Spokespeople for Madison Square Garden and the Knicks declined to discuss the genesis for the experiment, or comment further.
The professionalization of basketball has led to, among other things, an unusual convergence of sport and sound. More precisely, though, it is a convergence of basketball and broadcast technology. Broadcast television, in particular, has forever changed the game, such that even the smallest technical details shape people’s expectations about what a basketball game should be.

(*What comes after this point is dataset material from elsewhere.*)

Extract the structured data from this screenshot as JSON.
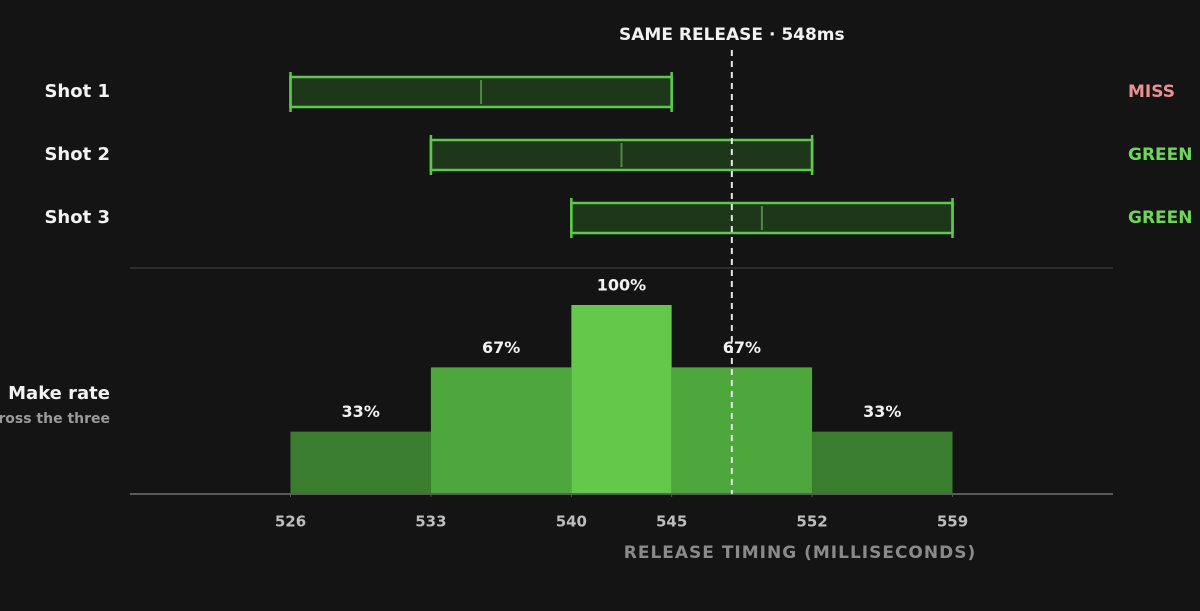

Technicians have come up with all kinds of workarounds to give TV viewers the sense of atmosphere at the actual game. One of the best, and simplest, is the addition of floor-level microphones aimed at capturing the sweet echo of a ball being dribbled down the court. Backboards are also outfitted with contact mics, to amplify bank shots and swishes. (Television networks have been strategic about their use of this technology. They want viewers at home to hear the ball, but not the trash talk among players.) Today, people take for granted these kinds of auditory enhancements—but they’re part of why revisiting classic basketball footage can make historic games seem even older than they actually are. (Also, those shorts.)
Then there are the ways that broadcasting bleeds back onto the court.

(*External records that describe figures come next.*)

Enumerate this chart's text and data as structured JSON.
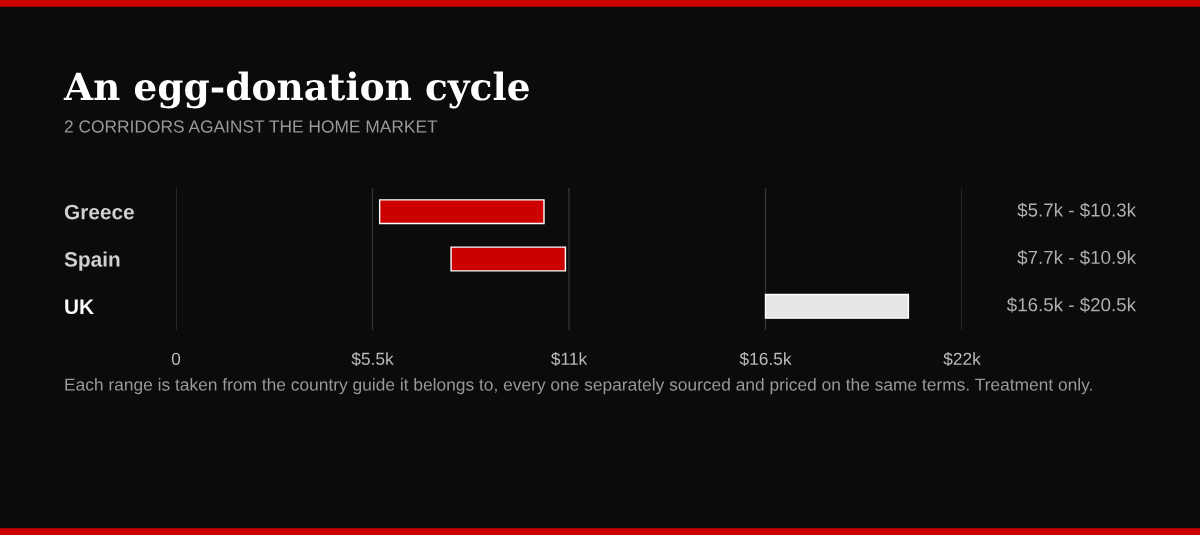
{
  "chart_data": {
    "type": "bar",
    "orientation": "horizontal",
    "title": "An egg-donation cycle",
    "subtitle": "2 CORRIDORS AGAINST THE HOME MARKET",
    "categories": [
      "Greece",
      "Spain",
      "UK"
    ],
    "base": [
      5.7,
      7.7,
      16.5
    ],
    "values": [
      4.6,
      3.2,
      4.0
    ],
    "colors": [
      "#cc0000",
      "#cc0000",
      "#e6e6e6"
    ],
    "xlim": [
      0,
      22
    ],
    "xticks": [
      0,
      {
        "value": 5.5,
        "label": "$5.5k"
      },
      {
        "value": 11,
        "label": "$11k"
      },
      {
        "value": 16.5,
        "label": "$16.5k"
      },
      {
        "value": 22,
        "label": "$22k"
      }
    ],
    "grid": "x",
    "annotations": [
      "$5.7k - $10.3k",
      "$7.7k - $10.9k",
      "$16.5k - $20.5k",
      "Each range is taken from the country guide it belongs to, every one separately sourced and priced on the same terms. Treatment only."
    ]
  }
}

The rhythms of broadcast television are now built into the very game, most famously in the form of TV timeouts—those mandatory breaks in play so that viewers watching a televised game don’t miss any action during commercials. TV timeouts have changed coaching strategies, and changed the way basketball fans experience the game in-person, too. Major arenas have created new traditions around the necessity of these media pauses—features like kiss-cams, interactive guessing games, Jock Jams style music, and other team-specific rituals that are their own forms of broadcast.

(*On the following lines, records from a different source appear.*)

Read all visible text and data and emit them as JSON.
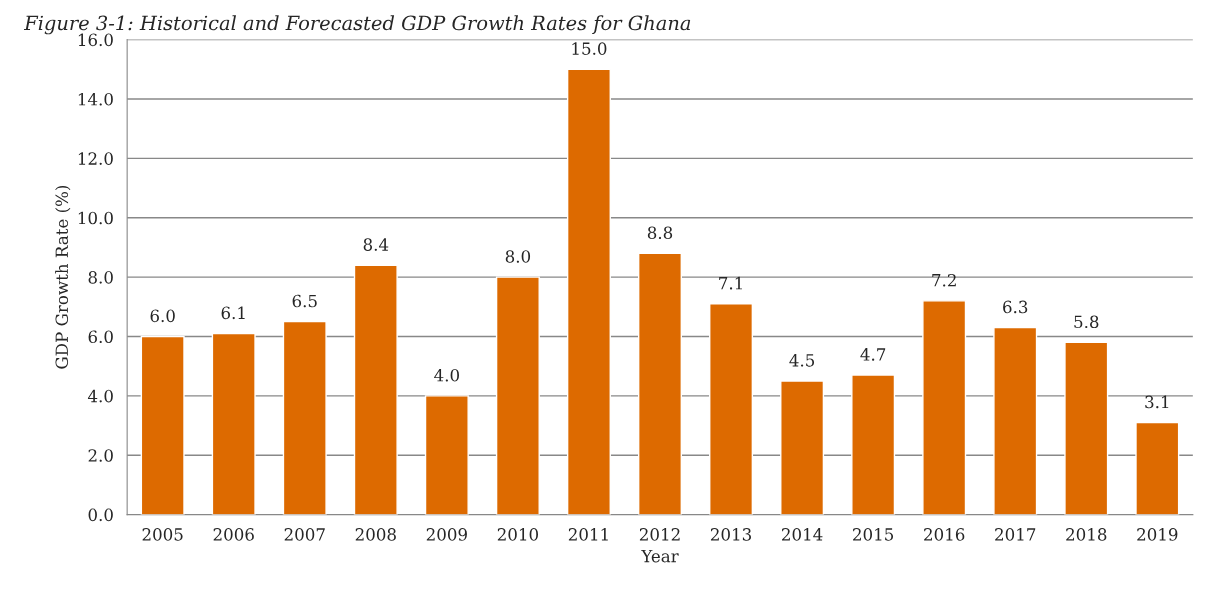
{
  "chart_data": {
    "type": "bar",
    "title": "Figure 3-1: Historical and Forecasted GDP Growth Rates for Ghana",
    "xlabel": "Year",
    "ylabel": "GDP Growth Rate (%)",
    "categories": [
      "2005",
      "2006",
      "2007",
      "2008",
      "2009",
      "2010",
      "2011",
      "2012",
      "2013",
      "2014",
      "2015",
      "2016",
      "2017",
      "2018",
      "2019"
    ],
    "values": [
      6.0,
      6.1,
      6.5,
      8.4,
      4.0,
      8.0,
      15.0,
      8.8,
      7.1,
      4.5,
      4.7,
      7.2,
      6.3,
      5.8,
      3.1
    ],
    "color": "#dd6a00",
    "value_labels": [
      "6.0",
      "6.1",
      "6.5",
      "8.4",
      "4.0",
      "8.0",
      "15.0",
      "8.8",
      "7.1",
      "4.5",
      "4.7",
      "7.2",
      "6.3",
      "5.8",
      "3.1"
    ],
    "ylim": [
      0,
      16
    ],
    "yticks": [
      {
        "value": 0,
        "label": "0.0"
      },
      {
        "value": 2,
        "label": "2.0"
      },
      {
        "value": 4,
        "label": "4.0"
      },
      {
        "value": 6,
        "label": "6.0"
      },
      {
        "value": 8,
        "label": "8.0"
      },
      {
        "value": 10,
        "label": "10.0"
      },
      {
        "value": 12,
        "label": "12.0"
      },
      {
        "value": 14,
        "label": "14.0"
      },
      {
        "value": 16,
        "label": "16.0"
      }
    ],
    "grid": "y"
  }
}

People accept the game as it is now, because it’s what we are used to. But it wasn’t always so. In 1967, in the early days of TV timeouts, the crowd at an NFL game loudly booed in response to a television-prompted pause in play. The episode was described in newspaper accounts the next day.
Basketball games, too, were different back then. Listen to what a basketball game (a very, very exciting one) sounded like in 1962, for example:
If anything, the experiment at Madison Square Garden Sunday night was like a return to an earlier era of broadcast, when fans could listen to games on the radio, but before most games were televised. But the experiment also begs a deeper question: What is basketball in its purest form? Is the sport somehow more authentic when it is not broadcast, or when it is not being played professionally, or when there are no spectators at all? People often describe the purity of college hoops as something tied to the fact that the players are not paid. But there’s a strong argument that the lack of compensation for college players is instead what makes college basketball impure.